Some things are good things to get used to. Like being a big sister, eating healthy food, journaling... They are all aspects of my life that I'm used to. That I'm comfortable with. It would be strange for me to go home and see that my mom had gotten us McDonald's for lunch or for me to just stop writing in my journal every day or if suddenly my little brothers weren't a part of my life. But I don't really think about those things, they just are. I've gotten used to them and that's fine.
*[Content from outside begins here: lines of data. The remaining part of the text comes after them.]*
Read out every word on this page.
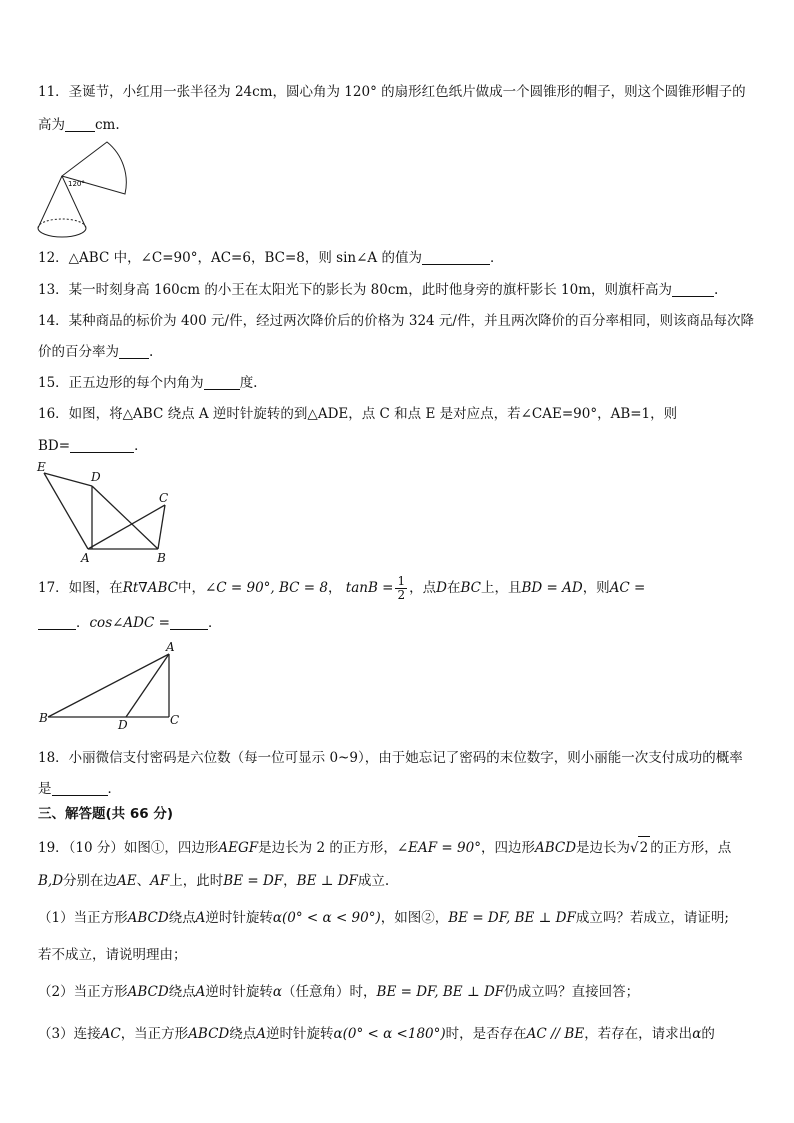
11．圣诞节，小红用一张半径为 24cm，圆心角为 120° 的扇形红色纸片做成一个圆锥形的帽子，则这个圆锥形帽子的
高为 cm.
120°
12．△ABC 中，∠C=90°，AC=6，BC=8，则 sin∠A 的值为	．
13．某一时刻身高 160cm 的小王在太阳光下的影长为 80cm，此时他身旁的旗杆影长 10m，则旗杆高为	.
14．某种商品的标价为 400 元/件，经过两次降价后的价格为 324 元/件，并且两次降价的百分率相同，则该商品每次降
价的百分率为 .
15．正五边形的每个内角为	度.
16．如图，将△ABC 绕点 A 逆时针旋转的到△ADE，点 C 和点 E 是对应点，若∠CAE=90°，AB=1，则
BD=	．
E
D
C
A	B
17．如图，在Rt∇ABC中，∠C = 90°, BC = 8， $\tan B = \frac{1}{2}$ ，点D在BC上，且BD = AD，则AC =
．cos∠ADC =	．
A
B	D	C
18．小丽微信支付密码是六位数（每一位可显示 0~9），由于她忘记了密码的末位数字，则小丽能一次支付成功的概率
是	．
三、解答题(共 66 分)
19．（10 分）如图①，四边形AEGF是边长为 2 的正方形，∠EAF = 90°，四边形ABCD是边长为√2 的正方形，点
B,D分别在边AE、AF上，此时BE = DF，BE ⊥ DF成立.
（1）当正方形ABCD绕点A逆时针旋转α(0° < α < 90°)，如图②，BE = DF, BE ⊥ DF成立吗？若成立，请证明;
若不成立，请说明理由；
（2）当正方形ABCD绕点A逆时针旋转α（任意角）时，BE = DF, BE ⊥ DF仍成立吗？直接回答；
（3）连接AC，当正方形ABCD绕点A逆时针旋转α(0° < α <180°)时，是否存在AC // BE，若存在，请求出α的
It is my life and part of life is having certain things that are so much a part of you, you don't have to think about it. You just live accordingly.

Other things I don't think I should be used to. Like pain.  Not just emotional pain but pain from the Arthritis too. Most days I don't even notice it because I'm so used to it. But is that what it should be like? It has been 20 years so I was 1st diagnosed and I remember laying on the examining table with the doctor making silly sound effects for me as he moved my joints. When he was done I went out into the waiting room and looked into the fish tanks at the  hundreds of fish. This might be my earliest memory of my life. That was the day the doctors told my parents what was wrong with me. I don't know how I know that because I wasn't in the room when he told them but I just remember that day being the day we found out. That doctors visit has shaped my life every day since then and I've had to come up with ways to do the same things as everyone else does without thinking. I've grown used to my limitations over the course of my life, how could I not be be used to it? But I wasn't made to live in pain with body parts that don't work and constantly worrying about whether I can do something or not. I don't want to be used to this disease, I want to be used to expecting God to heal me at any moment.

And this is my tension. Being used to things. Becoming unused to things again. This is what it means to live as a stranger on the earth, waiting for Jesus to come back and make all things new. Hallelujah. Come, Lord Jesus, come!